Error to Court of Insolvency.
Tbe action below was to appropriate the property right of the defendant in a street upon which its lands abut, for the purpose of constructing and operating a switch-track along and upon the street.
One question—whether there was error in the charge, as to the nature and the extent of the property right of an abutting land owner. in a street—was reserved for consideration. All other questions were disposed of at the hearing.
*573Highways were primarily intended for public travel and transportation. But the growing necessities of dense population and of congested business in large towns and cities have led to many public uses of municipal highways that were not originally in actual contemplation, though they are deemed to have been within legal contemplation; and I take it to be the law today that the rights of the public in municipal highways include any and all public uses thereof that are not inconsistent with the uses originally intended. In the nature of things, this enlargement of the uses that the public may rightfully make of municipal highways must go on; and the number and variety of these authorized uses must all the while be more or less indeterminate. They never can be completely catalogued, because we can not say what other public needs may arise to justify additional uses. This brief and compendious statement outlines the rights of the public in municipal highways.

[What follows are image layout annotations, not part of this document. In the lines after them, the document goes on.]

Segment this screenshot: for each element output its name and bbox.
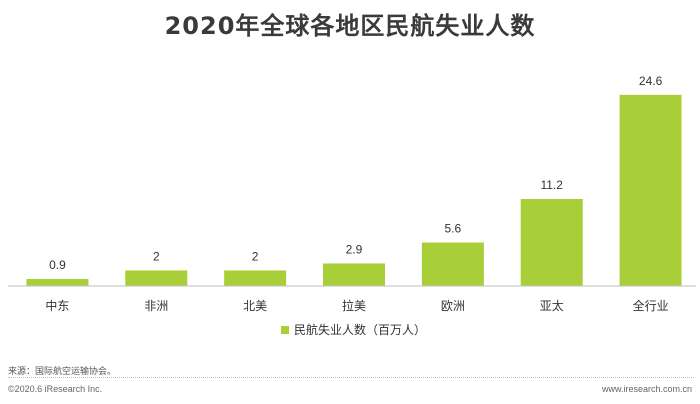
category-label: 欧洲 [441, 299, 465, 313]
bar [26, 279, 89, 286]
legend-swatch [281, 326, 289, 334]
bar-value-label: 0.9 [49, 258, 66, 272]
bar-value-label: 5.6 [445, 221, 462, 235]
bar [125, 270, 188, 286]
bar-value-label: 24.6 [639, 74, 663, 88]
legend-label: 民航失业人数（百万人） [294, 322, 426, 337]
bar-value-label: 11.2 [540, 178, 563, 192]
bar-value-label: 2.9 [346, 242, 363, 256]
footer-divider [8, 377, 694, 378]
source-note: 来源：国际航空运输协会。 [8, 367, 117, 377]
bar-value-label: 2 [153, 249, 160, 263]
bar-value-label: 2 [252, 249, 259, 263]
category-label: 拉美 [342, 298, 366, 313]
chart-title: 2020年全球各地区民航失业人数 [164, 12, 536, 40]
category-label: 非洲 [144, 299, 168, 313]
category-label: 北美 [243, 299, 267, 313]
category-label: 中东 [45, 298, 69, 313]
website-url: www.iresearch.com.cn [601, 384, 692, 394]
category-label: 亚太 [540, 298, 564, 313]
bar [619, 94, 682, 286]
bar [224, 270, 287, 286]
bar [323, 263, 385, 286]
bar [520, 198, 583, 286]
bar [421, 242, 484, 286]
copyright-text: ©2020.6 iResearch Inc. [8, 384, 103, 394]
category-label: 全行业 [633, 298, 669, 313]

But these rights are not exclusive. Abutting land owners have rights in the highway; and these rights, unlike the public uses, are definite and determinate. They are, the right of access, of light, and of air. These rights arise with the creation of the highway, regardless of the mode of its establishment, and are appendant to the abutting lands; and these are all the rights that have been established by authoritative decisions, as belonging to the owner of abutting lands.
In addition to these private rights or easements, the owner of abutting lands often makes private use of lands within the highway. These private uses may be surface, super-surface, or sub-surface uses; but they rest upon mere license or permission or acquiescence of the public authorities. They are not rights, but privileges, and must give way to any legitimate public use, when required. Elster v. Springfield, 49 O. S., 82.
Only one of these private rights—that of access, or of ingress and egress—was involved in the trial of this case. It was this right of the defendant that the plaintiff sought to appropriate.
In the charge the court, instead of defining the property rights of the defendant in. the street upon which its lands abut, defined in part only the rights of the public in the street, and then said:
*574“Beyond the nse of the street for street purposes, the public can not go; beyond that, all else is private right, belonging to an abutter. In other words, the abutter retains the right' to make such use of the street, for private purposes, as are not in-' consistent with its use by the public for street purposes. And he may exercise such rights in any manner not inconsistent with the public right. If the right which the abutter seeks to exercise is, or hereafter becomes, an interference with or menace to the right of the public, he must conform to such public use; but until required to give way to a public use, he may use the street for his own private purposes, subject to reasonable regulation. * * * As the uses of the public increase, the rights of the abutter diminishes. * * * You will, therefore, have to determine what is the extent of the use which is now made of this street by the public; then, taking into consideration all the surroundings, what use will probably be made of it in the immediate future, and after the laying of this track? How seriously will the exercise, by the railroad company, of the rights acquired by this suit interfere with the rights of the abutting owner?”
The trial judge but ill-defined the public street uses, and he then told the jury that all other uses, not inconsistent with street uses, belonged to the owner of the abutting lands; and he did not otherwise define the defendant’s rights in the street. He further told the jury that “as the use of the public increases, the rights of the abutter diminish.” This could no.t be so, except as to uses made by mere license or acquiescence of the public; for the juristic rights—the property rights—of the land owner are as inviolate by the public authorities as by the railway company. The court failed to define the property right of the defendant’ that was involved, failed to distinguish between, this juristic right and mere privileges in the street, and in effect instructed the jury to compensate the defendant for loss of mere privileges, for which it had no legal right to compensation:
For these errors, the judgment of the trial court is reversed.